Let Him Have It (1992) A young man’s epilepsy , low IQ, and simple nature cause him to be a pawn to a group of criminals, eventually leading to his execution for a crime he didn’t commit

Mr. Jones (1993) A manic-depressive mental patient makes his strange world so appealing to his psychiatrist, that she finds herself falling for him and questioning her own perspective

Nuts (1987) A high-class call girl faces murder charges and tries to expose the truth of her perspective, as based upon her abusive upbringing, while the mother and stepfather (who abused her) try to have her put away as "nuts"
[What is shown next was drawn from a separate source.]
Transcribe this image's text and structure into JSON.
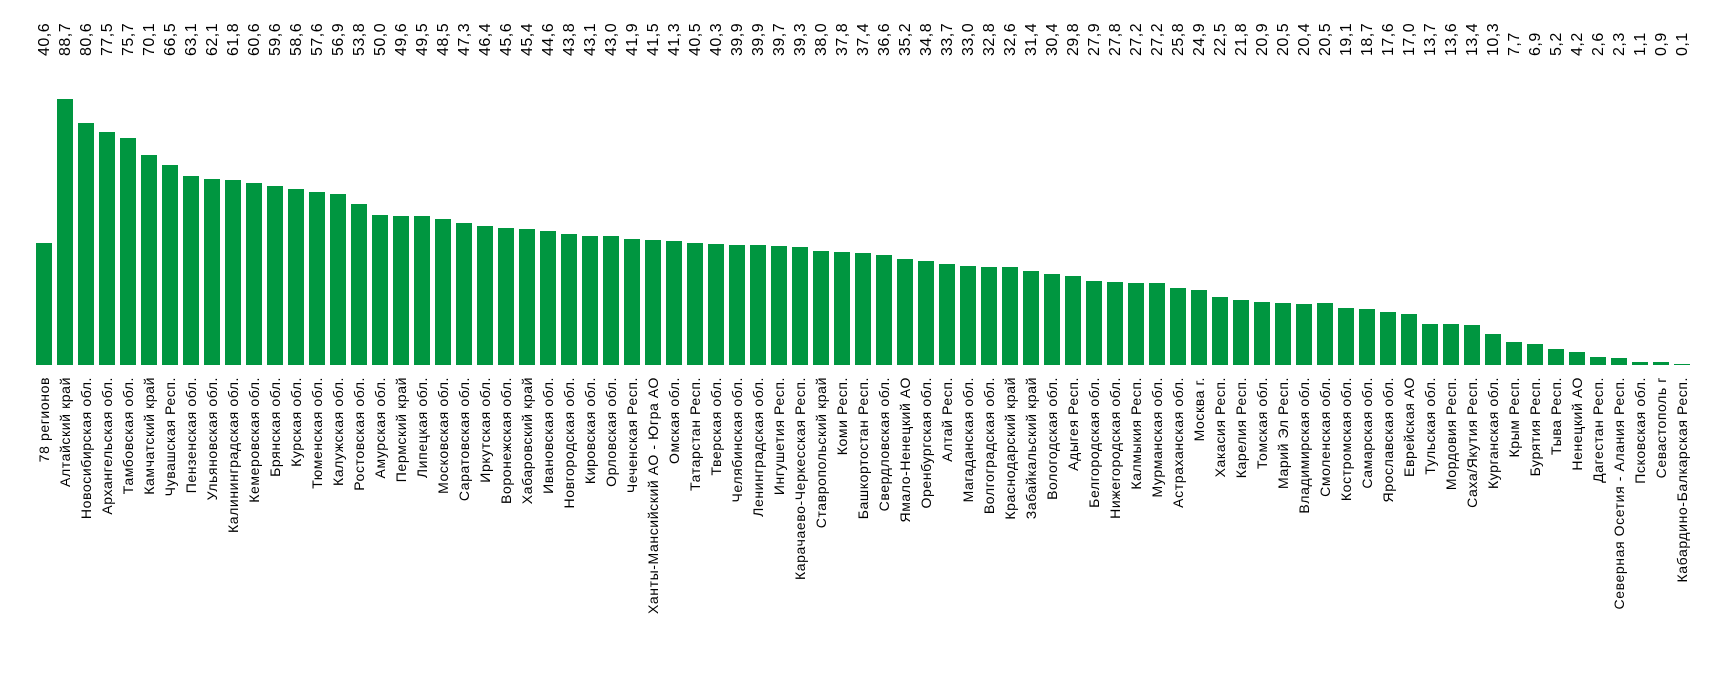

One Flew Over the Cookoo's Nest (1975) Highly recommended story of life in a mental institution, where one patient tries to spur other mental patients in believing in their self-worth, hoping to liberate them from the passive acceptance of the hospital’s domination

Rainman (1988) An autistic man’s actions are perceived as crazy, annoying, endearing, or valuable depending on the needs and perspectives of those with whom he interacts

Shine (1997) The story of an Australian pianist whose genius was interrupted, but not obliterated, when he suffered a mental breakdown in his youth

The Stone Boy (1984) A boy accidentally shoots his older brother and begins to lose touch with reality; his family struggles to cope with his mental illness while dealing with the pain of their loss


SAMPLE ASSIGNMENT: Consider the mental disorder of the character(s) in the movie [movie title]. Does the story represent an example of the medicalization of deviance into a mental disorder, or was the character essentially normal but misunderstood? Consider the factors which led to the medical disorder: were they preventable or did the character choose to delve into the deviance and abnormal behavior? What about institutionalization of the mentally disordered: does it just represent "warehousing" of people who are too unpleasant to deal with? In general, should mentally disordered people have more rights to make choices about their lives, or does this contribute to the problems of homelessness, vagrancy, and crime?